Orada Rusya’nın derdi; Ukrayna’nın NATO’ya girmek istemesi ve Rusya’nın buna
"Burnumun dibinde ABD ve NATO Bayrağı istemiyorum ve bunu bir güvenlik tehtidi olarak algılıyorum!" demesiydi.
Daha savaş bitmeden, sınırdaşı Finlandiya ve Baltık hakimi İsveç de aynı söylemi gündemlerine taşıdılar.
"Biz de NATO şemsiyesi altına girmek istiyoruz"
İyi de nasıl olcek bu
Tüm üyelerin oy birliğiyle!
Yani; 29 ülke ve Türkiye’nin bu teklifi onaylamasıyla
Bir telaş, bir telaş
"Yahu biz bunu hiç düşünmemiştik
"
Öyle ya, varlığınızı terör turizmine borçlusunuz, dünyadaki tüm teröristlerin rahatlıkla sığınabileceği güvenli bir limansınız!
Bunu yaparken de sözüm ona "ÖZGÜRLÜKLER ÜLKESİ" gömleğini giyip piyar yapıyorsunuz
Sizi gidi kendini bilmezler sizi
Ne oldu?
Kendi ayağınızla kuyunun kenarına kadar geldiniz ve itip kaktığınız, düşmanlarıyla dost olduğunuz onlara aleni her tür yardımı yaptığınız bir ülkenin insafına kaldınız!
Eeeee... Allah’ın sopası yok kardeşim
Şimdi ne olacak?
Baştan iplemediler ama şimdi dank etti:
NATO’nun yolu TÜRKİYE’den geçer!
"Heyet gönderelim"
"Iııhhhh"
"Dışişleri Bakalarımız gelsin, konuşalım"
" Zahmet etmeyin
"
"Zamanında bizden istediğiniz teröristlerinizi iade edelim"
Evet, sonunda bu kıvama geldiler.
Daha ortada fol yok yumuta yokken sanki NATO’ya girmişler gibi içerdeki halk, yazar-çizer takımı ne diyor peki?
"Yani, şimdi biz NATO’ya girince (5. maddeyi kastederek) Türkleri mi savunacağız? Hayatta olmaazzz!"
Rezilliği görüyor musunuz?
Bizler duygusal insanlarız ama Devlet duygusal olmaz!
Hak ve menfaatleri doğrultusunda karar alır!
Ama ben derim ki
"Bu iş olacaksa bile, acık burunları sürtsün
Türkiye’nin de BAĞIMSIZ bir ülke olduğunu, başka ülkelerde yaşayanların da insan olduğunu bu sayede belki öğrenirler.
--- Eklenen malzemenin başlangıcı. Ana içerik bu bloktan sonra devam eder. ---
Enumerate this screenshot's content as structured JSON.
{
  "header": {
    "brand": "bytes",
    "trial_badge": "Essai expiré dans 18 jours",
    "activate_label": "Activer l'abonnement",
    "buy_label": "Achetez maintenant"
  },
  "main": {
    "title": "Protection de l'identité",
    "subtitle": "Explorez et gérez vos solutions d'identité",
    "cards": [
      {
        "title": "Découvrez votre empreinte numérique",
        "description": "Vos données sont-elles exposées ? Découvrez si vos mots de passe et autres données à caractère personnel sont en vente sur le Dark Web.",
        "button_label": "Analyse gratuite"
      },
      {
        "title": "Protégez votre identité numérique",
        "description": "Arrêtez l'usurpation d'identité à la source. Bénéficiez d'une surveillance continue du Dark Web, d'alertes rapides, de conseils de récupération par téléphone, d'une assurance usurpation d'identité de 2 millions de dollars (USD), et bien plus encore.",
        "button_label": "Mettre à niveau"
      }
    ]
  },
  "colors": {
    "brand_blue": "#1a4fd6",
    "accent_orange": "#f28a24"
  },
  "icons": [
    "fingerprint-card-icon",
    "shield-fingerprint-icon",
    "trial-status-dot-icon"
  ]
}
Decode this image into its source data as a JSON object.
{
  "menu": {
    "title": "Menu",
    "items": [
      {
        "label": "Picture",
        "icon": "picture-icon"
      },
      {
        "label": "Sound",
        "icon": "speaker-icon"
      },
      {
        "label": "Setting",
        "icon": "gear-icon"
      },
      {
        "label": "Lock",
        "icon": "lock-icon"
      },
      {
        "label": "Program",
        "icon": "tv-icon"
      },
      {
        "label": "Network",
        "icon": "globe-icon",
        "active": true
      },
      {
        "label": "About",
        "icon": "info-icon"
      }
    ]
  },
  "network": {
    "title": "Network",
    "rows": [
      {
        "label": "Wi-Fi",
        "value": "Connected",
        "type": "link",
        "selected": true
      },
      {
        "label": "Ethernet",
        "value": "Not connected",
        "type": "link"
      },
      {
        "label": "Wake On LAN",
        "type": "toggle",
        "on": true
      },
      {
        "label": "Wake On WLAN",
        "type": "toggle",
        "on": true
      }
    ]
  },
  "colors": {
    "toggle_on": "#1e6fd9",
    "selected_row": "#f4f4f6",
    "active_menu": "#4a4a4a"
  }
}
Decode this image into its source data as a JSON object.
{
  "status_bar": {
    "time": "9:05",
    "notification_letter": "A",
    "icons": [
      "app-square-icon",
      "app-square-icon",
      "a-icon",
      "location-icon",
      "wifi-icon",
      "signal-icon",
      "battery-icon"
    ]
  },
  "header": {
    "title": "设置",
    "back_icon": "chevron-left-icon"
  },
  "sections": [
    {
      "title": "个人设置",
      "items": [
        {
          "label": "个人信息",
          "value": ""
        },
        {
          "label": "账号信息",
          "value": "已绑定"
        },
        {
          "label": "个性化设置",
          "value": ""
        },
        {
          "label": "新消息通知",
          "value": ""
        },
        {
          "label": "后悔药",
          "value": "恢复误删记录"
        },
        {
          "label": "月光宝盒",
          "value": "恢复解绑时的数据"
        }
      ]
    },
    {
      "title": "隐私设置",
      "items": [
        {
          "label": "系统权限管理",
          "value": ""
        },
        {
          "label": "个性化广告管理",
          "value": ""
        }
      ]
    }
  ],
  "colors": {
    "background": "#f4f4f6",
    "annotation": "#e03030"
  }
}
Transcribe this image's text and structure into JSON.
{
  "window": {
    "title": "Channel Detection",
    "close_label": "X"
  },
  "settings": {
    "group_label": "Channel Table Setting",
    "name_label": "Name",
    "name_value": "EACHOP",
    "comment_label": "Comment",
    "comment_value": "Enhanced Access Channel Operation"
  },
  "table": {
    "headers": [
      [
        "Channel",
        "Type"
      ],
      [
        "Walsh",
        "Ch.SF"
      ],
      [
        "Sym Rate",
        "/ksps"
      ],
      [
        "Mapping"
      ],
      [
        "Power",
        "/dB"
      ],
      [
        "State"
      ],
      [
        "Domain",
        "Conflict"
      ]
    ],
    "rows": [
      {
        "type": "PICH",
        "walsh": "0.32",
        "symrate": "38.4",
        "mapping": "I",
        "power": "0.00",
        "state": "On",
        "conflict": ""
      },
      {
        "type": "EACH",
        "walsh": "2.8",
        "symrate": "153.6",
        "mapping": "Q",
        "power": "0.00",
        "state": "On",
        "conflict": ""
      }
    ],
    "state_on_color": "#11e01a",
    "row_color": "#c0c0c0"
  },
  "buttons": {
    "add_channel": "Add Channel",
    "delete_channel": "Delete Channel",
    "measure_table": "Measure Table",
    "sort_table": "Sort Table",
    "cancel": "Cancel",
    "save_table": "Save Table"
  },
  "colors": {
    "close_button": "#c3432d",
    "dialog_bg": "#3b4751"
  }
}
Belki öğrenirler; özgürlüğün başı boşluk olmadığını, başkalarının hak ve hukuk ve özgürlüğüne saygı gösterilmesi gerektiğini.
Belki öğrenirler;dünyada kendileriden başka İnsanların da var olduğunu kabul etmeyi.
Sagılarımla
Sebahat Karagöz
NATO ve TÜRKİYE NERDEN NEREYE?
Rusya İmparatorluğu’ nun 1917’ de gerçekleşen Büyük Ekim Devriminden sonra kurulan SSCB, sür’atle genişlemeye ve kendi ülkesinde kurduğu; eşitlik ilkesine dayandırdığı hak, hukuk, emek ve emperyalizm karşıtı diye nitelendirdirdiği rejimi önce komşu ülkelere ardından tüm Dünyaya yayma eğilimi gösterince,başta ABD olmak üzere Batılı ülkeler bu durumdan rahatsız oluyor.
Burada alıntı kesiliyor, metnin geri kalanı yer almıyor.